# Turkey Pots



## djg (Mar 26, 2016)

What do you use to roughen up the surface of the glass/slate calls?
Emory cloth, etc.? What grit?


----------



## Jason Needham (Mar 26, 2016)

Etching cream from Hobby Lobby. Then hit it with a conditioning stone. Do straight lines with the stone. Look at my picture too left on pot for reference.

Reactions: Thank You! 1


----------



## djg (Mar 26, 2016)

Thanks, but what about when you're actually using the call?
The little patch of paper that came with the commercial call has been misplaced.
Plus, I want to try my hand at making one, too. I'll need it for that.


----------



## JR Custom Calls (Mar 26, 2016)

220 grit sandpaper on glass once it's been conditioned with a stone. For slate, 400 grit sandpaper or something like a brillo pad works best.

Reactions: Thank You! 1


----------



## Rick Howard (Apr 4, 2016)

As corny as it might be for a custom call guy, I like to carry the primos gadget with the stone on it. I stuff some green scorch rite in the handle. I use the scratch brite on striker tips and slate.
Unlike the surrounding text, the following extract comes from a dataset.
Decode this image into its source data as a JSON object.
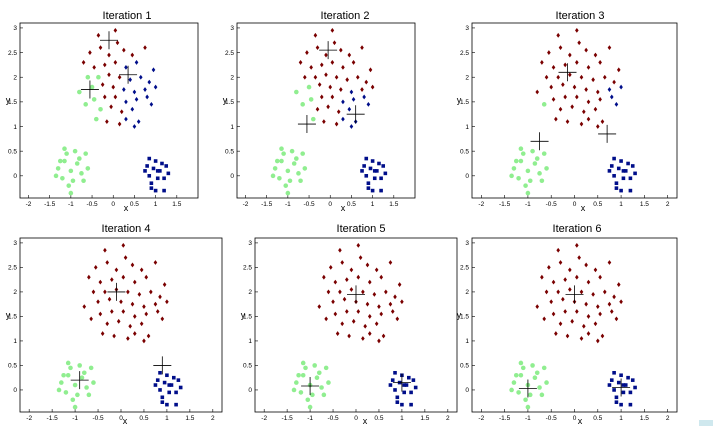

I break in a new Un- scratched glass surface with 120 drywall screen then use that stone to even her out. Periodically I use the stone on the glass to keep it running well.

Reactions: Agree 1


----------



## greenleecustomcalls (Apr 4, 2016)

Hey Rick I use the same primos gadget so I don't feel to badly now. Just never have gotten around to making one, im sure it would be pretty easy. At one time I had some of those small stones just not sure where they are now


----------



## Rick Howard (Apr 4, 2016)

I have been planning to make some for 2 years.... Lol


----------



## greenleecustomcalls (Apr 5, 2016)

It been at least two years for me making them, was planning on making a bunch of them but got doing something else probably calls, think I might work on a prototype this week since im thinking about it, but have to build a portable stand for my new lathe.


----------